The strike came from the left and it was a full-body one, something large and heavy taking Rhage back down to the floor. It was whilst he hung for the briefest of moments in midair that he noted two things: One, as his vision swung ’round, he witnessed a bullet passing through the space from which his flesh and blood had been forcefully vacated, the lead slug burrowing into the oak paneling of the pub’s homely wall, creating a circled coffin for its honed metal body.

The second realization was that Rhage knew who had come upon him.

His savior was not a surprise, either.

The landing was hard as he bore both his own heft and another’s of similar tonnage, but he cared not about the bruising. Looking through the forest of table and leg anew, he eyed the resumed skirmish whereby the initiating combatant, briefly resurrected, had raised his gun once more and attempted to ensure death had indeed arrived upon his fellow drunkard.

The threat he represented was currently being addressed by the other patrons, however. Several jumped on him and disarmed him.

Rhage was able to take a deeper breath as the boulder upon him was removed. And then a hand extended toward him to help him up.

He laughed and accepted the lift. “That was rather fun!”

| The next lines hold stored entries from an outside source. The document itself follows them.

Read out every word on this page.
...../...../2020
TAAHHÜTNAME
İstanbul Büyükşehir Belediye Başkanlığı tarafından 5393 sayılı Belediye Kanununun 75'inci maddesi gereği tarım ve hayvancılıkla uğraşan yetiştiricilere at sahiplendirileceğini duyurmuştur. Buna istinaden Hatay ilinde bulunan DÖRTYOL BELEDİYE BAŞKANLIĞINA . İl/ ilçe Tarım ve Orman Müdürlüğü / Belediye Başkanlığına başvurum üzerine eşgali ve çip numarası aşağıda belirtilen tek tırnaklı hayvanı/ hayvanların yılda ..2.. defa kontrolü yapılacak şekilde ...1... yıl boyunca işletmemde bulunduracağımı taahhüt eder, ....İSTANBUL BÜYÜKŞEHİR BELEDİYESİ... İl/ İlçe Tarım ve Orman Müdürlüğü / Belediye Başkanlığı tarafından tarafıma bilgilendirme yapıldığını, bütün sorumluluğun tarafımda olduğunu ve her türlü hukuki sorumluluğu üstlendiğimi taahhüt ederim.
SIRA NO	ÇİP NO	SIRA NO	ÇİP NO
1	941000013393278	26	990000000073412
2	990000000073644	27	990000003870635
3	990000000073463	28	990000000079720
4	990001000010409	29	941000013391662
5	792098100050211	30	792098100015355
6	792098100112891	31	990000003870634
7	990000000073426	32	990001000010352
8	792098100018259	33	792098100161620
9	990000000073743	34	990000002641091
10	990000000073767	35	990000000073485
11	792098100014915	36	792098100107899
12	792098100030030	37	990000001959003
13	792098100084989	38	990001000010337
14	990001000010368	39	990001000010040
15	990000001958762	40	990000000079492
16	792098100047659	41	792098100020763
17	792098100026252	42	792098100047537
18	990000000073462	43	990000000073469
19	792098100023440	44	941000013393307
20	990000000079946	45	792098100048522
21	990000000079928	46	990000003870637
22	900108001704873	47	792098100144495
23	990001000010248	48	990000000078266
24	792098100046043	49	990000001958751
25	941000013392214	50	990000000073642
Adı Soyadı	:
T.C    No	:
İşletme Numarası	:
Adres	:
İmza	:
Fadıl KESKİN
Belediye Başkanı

Darius, son of Marklon, did not, evidently, feel the same. The brother’s blue eyes were the color of slate from disapproval. “Your definition of that word and mine are not the same—”

“You must come as well!”

Rhage and his brother in service both looked down at Jabon, who had popped up from under the table like a gopher from a hole.

The cloying aristocrat clapped his hands. “Yes, yes, you as well. On the morrow’s eve at my home. You know where it is, do you not?”

“We shall be working, I’m afraid,” Darius announced.

“Aye,” Rhage said, though he had no particular plans.

“There will be females of noble blood.”